Avril Haines, President-elect Joe Biden
’s nominee for director of national intelligence, may be among his least controversial picks. Introduced by Dan Coats, President Trump’s former DNI, at her confirmation hearings on Tuesday, Haines received praise from both Sens. Marco Rubio (R-Fla.) and Mark Warner (D-Va.), who noted her deep experience and academic prowess in national security.
As the hearing began, one could sense a return to some level of normalcy in the operations of the Senate Intelligence Committee. Facts, it turns out, can be unifying. Both Warner and Rubio, who serve as vice chair and acting chair respectively, acknowledged that the bipartisan consensus on China — economic liberalization would bring political liberalization — was wrong. Both expressed hope for nonpolitical intelligence analysis.
Haines, in her opening remarks and in her responses to initial questions, said nothing that should or did raise concerns from either side. In the post-Trump world, neither side is going to quibble with her observations that “to be effective, the DNI must never shy away from speaking truth to power — even, especially, when doing so may be inconvenient or difficult. To safeguard the integrity of our Intelligence Community, the DNI must insist that, when it comes to intelligence, there is simply no place for politics — ever.”
Likewise, her tough description of our challenges with China seemed to be in sync with the committee’s views. She promised to “provide the necessary intelligence to support long-term bipartisan efforts to out-compete China — gaining and sharing insight into China’s intentions and capabilities, while also supporting more immediate efforts to counter Beijing’s unfair, illegal, aggressive and coercive actions, as well as its human rights violations, whenever we can.” Asked whether she viewed China as an “adversary,” she explained that Biden overall saw China as a “global competitor,” but in areas such as espionage and trade, it was certainly an “adversary.”
Warner, while acknowledging that white supremacy is not in the intelligence community’s direct purview, asked how she saw her role in combating domestic terrorists. She said the intelligence community will have “an important role” in uncovering connections to any foreign groups.
She also promised to provide the committee with an assessment of QAnon, which the current administration did not, and called waterboarding torture, and hence illegal.

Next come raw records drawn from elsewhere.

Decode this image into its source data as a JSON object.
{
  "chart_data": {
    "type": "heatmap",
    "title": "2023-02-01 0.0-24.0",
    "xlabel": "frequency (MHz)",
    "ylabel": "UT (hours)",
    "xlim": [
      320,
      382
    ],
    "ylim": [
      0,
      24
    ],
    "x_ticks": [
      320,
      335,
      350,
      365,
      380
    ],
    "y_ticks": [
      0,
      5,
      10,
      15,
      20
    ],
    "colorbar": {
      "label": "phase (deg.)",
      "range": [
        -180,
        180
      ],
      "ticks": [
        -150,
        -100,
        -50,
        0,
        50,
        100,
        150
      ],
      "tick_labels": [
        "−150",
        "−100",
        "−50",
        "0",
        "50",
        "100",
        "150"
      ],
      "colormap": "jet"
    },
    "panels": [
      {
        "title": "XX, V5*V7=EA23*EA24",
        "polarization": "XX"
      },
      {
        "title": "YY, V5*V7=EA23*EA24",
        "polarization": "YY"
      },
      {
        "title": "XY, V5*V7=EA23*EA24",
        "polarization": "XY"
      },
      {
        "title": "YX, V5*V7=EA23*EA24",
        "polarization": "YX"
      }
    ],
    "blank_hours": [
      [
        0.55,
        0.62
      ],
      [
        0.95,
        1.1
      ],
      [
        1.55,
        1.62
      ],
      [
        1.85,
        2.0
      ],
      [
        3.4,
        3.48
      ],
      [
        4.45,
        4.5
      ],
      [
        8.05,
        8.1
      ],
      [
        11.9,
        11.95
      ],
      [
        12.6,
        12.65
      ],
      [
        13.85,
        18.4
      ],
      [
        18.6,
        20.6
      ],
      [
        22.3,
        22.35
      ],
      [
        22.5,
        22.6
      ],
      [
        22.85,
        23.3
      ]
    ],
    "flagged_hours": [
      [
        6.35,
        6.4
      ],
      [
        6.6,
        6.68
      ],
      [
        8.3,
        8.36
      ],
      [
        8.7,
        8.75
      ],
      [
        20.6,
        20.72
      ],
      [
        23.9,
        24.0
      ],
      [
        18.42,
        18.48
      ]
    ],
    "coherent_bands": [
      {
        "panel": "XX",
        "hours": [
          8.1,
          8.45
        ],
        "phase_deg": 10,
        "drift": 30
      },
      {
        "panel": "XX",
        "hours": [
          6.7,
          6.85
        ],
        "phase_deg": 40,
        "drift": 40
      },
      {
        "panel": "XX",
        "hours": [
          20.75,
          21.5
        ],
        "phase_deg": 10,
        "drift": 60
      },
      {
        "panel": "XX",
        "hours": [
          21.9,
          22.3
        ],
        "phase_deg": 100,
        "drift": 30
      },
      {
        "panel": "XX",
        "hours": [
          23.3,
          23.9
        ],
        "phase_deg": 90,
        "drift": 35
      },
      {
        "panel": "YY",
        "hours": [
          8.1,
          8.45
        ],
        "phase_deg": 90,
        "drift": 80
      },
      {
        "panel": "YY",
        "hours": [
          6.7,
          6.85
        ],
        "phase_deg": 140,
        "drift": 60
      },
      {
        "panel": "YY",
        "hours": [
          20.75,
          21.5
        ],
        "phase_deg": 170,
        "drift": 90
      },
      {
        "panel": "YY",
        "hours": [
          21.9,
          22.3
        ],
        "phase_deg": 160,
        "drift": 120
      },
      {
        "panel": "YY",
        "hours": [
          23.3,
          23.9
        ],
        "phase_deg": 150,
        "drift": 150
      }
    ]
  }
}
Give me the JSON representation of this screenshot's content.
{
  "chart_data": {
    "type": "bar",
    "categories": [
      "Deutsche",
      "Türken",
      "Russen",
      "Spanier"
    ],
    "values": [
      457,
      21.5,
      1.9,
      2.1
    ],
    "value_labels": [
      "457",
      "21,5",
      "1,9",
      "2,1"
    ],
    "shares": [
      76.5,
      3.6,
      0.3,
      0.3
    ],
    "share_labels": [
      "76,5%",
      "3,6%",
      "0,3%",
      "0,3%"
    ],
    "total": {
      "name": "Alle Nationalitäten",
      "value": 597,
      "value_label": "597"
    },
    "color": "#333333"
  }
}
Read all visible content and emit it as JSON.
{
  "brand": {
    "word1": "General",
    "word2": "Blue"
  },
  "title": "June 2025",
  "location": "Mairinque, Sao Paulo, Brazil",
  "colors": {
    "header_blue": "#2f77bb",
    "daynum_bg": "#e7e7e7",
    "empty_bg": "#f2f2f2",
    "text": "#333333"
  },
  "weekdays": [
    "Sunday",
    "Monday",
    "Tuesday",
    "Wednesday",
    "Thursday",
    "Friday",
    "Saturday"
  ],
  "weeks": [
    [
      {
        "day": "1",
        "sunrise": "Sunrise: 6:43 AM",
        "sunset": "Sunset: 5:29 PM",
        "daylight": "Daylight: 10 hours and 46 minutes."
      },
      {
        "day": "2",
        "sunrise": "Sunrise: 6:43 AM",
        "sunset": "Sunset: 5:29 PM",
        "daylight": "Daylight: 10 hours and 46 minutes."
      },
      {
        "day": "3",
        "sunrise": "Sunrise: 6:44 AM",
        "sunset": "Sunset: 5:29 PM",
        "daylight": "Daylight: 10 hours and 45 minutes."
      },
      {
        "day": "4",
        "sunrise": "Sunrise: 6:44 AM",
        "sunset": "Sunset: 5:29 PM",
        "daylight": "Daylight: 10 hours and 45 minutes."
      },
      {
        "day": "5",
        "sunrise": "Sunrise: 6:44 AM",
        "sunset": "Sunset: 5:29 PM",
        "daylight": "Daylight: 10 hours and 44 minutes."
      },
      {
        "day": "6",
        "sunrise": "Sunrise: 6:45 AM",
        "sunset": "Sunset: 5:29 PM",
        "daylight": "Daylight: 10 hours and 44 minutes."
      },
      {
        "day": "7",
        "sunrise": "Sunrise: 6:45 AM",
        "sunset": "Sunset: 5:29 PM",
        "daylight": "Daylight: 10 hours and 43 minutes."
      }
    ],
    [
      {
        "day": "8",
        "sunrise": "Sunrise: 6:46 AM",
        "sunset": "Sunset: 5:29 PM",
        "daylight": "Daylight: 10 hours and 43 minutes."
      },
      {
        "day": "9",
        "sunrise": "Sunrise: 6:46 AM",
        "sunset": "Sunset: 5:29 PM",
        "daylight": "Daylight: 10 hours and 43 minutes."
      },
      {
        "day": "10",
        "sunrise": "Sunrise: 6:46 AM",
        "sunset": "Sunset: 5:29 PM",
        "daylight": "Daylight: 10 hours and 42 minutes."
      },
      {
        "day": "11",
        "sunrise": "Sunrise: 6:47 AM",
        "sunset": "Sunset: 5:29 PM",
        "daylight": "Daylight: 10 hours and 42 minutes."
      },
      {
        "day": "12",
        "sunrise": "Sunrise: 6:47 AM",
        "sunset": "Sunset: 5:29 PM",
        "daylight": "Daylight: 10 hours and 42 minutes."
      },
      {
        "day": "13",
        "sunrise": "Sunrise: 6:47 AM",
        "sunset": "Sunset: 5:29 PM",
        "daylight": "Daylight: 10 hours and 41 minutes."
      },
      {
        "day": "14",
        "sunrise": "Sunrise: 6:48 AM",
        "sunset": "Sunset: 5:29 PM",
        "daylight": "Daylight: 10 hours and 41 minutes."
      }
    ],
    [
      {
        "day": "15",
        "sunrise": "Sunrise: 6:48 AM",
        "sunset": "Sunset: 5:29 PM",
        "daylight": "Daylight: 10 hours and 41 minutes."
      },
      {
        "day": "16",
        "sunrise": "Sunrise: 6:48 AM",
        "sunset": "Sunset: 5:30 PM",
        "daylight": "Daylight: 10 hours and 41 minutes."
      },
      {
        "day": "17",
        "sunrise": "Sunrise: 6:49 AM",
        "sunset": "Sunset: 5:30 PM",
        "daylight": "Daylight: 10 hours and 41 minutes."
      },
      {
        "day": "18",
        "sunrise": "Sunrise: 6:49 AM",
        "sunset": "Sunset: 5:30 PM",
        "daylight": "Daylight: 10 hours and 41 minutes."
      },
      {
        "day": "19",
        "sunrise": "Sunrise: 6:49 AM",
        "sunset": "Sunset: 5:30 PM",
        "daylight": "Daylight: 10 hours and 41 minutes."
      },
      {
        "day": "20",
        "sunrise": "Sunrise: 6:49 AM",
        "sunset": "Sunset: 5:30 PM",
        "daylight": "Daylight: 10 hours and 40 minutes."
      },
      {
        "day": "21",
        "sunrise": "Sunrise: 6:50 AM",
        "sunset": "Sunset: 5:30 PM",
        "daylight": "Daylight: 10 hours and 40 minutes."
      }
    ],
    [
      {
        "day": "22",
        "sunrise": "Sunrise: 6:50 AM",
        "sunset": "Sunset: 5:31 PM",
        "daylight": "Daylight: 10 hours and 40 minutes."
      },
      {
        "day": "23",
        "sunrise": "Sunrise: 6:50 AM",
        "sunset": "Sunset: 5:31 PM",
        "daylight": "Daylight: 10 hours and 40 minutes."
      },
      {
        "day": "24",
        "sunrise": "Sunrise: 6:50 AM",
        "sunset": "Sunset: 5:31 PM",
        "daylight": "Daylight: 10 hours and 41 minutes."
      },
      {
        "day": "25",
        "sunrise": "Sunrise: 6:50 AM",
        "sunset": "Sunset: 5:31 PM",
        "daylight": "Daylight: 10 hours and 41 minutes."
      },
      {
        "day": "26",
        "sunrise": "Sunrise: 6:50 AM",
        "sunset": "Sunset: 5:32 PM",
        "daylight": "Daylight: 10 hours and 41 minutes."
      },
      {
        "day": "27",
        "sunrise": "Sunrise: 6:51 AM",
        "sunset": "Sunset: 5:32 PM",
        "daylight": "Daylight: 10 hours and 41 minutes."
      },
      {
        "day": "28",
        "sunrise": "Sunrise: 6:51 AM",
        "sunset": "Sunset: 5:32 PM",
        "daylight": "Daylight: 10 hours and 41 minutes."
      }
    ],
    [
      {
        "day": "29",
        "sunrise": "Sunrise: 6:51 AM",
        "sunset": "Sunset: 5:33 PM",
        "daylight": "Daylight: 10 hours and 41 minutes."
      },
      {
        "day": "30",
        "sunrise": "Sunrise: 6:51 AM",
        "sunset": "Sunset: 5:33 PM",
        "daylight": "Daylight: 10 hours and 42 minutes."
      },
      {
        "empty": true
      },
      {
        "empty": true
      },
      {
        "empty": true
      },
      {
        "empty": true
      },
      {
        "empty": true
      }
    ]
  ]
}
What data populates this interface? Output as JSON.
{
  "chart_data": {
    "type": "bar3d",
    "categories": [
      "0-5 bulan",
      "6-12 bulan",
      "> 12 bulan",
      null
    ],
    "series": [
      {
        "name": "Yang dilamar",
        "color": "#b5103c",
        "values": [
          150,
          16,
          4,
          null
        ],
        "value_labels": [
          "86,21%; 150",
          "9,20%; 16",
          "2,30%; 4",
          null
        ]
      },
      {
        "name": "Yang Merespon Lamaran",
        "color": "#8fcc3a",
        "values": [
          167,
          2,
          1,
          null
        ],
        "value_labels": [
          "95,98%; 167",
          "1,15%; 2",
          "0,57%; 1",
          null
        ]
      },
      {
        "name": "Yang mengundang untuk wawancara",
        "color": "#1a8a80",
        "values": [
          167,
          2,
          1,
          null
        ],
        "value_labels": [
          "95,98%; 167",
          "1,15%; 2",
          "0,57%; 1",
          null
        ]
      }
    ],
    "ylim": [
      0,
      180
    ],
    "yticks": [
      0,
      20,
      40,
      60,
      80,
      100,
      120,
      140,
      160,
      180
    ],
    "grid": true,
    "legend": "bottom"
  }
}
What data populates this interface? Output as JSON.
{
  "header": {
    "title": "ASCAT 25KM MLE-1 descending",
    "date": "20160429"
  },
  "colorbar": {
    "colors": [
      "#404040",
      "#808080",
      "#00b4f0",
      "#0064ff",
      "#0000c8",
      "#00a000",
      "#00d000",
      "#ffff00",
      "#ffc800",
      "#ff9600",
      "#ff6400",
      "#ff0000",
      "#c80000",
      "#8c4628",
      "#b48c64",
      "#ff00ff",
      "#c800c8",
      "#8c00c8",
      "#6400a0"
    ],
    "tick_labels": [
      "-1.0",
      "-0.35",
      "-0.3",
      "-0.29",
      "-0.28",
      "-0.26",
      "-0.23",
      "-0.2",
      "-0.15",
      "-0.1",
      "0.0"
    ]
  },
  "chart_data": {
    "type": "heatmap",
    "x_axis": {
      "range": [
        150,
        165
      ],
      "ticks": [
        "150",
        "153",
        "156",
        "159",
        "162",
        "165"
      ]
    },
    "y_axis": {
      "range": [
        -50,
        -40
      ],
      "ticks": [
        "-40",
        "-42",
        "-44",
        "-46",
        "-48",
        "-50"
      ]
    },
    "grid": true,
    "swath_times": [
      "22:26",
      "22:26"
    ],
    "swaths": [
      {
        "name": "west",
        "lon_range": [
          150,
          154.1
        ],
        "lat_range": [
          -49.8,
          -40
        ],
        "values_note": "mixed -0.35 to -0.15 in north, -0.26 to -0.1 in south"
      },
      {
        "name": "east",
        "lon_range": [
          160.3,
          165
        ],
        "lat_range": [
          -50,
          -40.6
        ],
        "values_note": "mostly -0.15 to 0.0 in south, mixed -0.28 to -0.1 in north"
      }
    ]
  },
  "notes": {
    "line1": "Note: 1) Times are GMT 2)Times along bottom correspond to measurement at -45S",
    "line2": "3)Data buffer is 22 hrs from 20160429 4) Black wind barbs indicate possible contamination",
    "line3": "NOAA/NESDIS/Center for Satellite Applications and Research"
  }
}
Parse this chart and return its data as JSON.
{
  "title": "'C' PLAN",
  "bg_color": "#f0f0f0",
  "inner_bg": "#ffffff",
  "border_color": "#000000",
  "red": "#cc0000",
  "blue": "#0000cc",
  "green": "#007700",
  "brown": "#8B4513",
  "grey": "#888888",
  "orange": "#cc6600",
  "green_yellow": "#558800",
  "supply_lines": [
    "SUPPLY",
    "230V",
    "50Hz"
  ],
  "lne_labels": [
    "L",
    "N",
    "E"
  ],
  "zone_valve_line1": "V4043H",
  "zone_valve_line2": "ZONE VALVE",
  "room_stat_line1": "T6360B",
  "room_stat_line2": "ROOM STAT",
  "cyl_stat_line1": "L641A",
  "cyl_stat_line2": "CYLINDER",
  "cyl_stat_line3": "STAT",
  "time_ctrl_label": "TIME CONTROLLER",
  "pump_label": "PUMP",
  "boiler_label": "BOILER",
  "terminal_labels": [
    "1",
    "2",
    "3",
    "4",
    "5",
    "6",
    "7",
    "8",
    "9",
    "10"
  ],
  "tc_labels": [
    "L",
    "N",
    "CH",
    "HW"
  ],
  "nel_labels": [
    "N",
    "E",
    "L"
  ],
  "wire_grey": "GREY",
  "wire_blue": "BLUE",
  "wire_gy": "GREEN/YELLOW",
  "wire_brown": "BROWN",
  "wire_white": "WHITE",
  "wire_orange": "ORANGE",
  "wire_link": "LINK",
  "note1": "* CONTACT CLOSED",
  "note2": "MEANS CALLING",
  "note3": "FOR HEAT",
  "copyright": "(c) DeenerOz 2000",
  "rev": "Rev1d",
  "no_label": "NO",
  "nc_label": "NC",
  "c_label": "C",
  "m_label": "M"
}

As for Iran, Haines told Sen. Susan Collins (R-Maine) that while Biden did want to reenter the Iran nuclear deal “if Iran came back into compliance,” she said we are a “long ways from that” happening. She also cautioned that in moving back into the nuclear deal, we would need to look at Iran’s missile development and “other destabilizing” actions. The assumption by Republicans that Biden was simply going to capitulate to Iran for the sake of restarting the deal appears to have been off-base.
The level of tone of the questions, the demeanor of the questioners and the tenor of answers Haines provided were best described as subdued. And that perhaps is the best one can hope for in the realm of intelligence. A devotion to facts, a recognition of who our enemies actually are and a professional dedication to unbiased analysis — all missing in the four years of the current, chaotic administration — are now back in fashion. That is the best news one could hope for coming out of this hearing.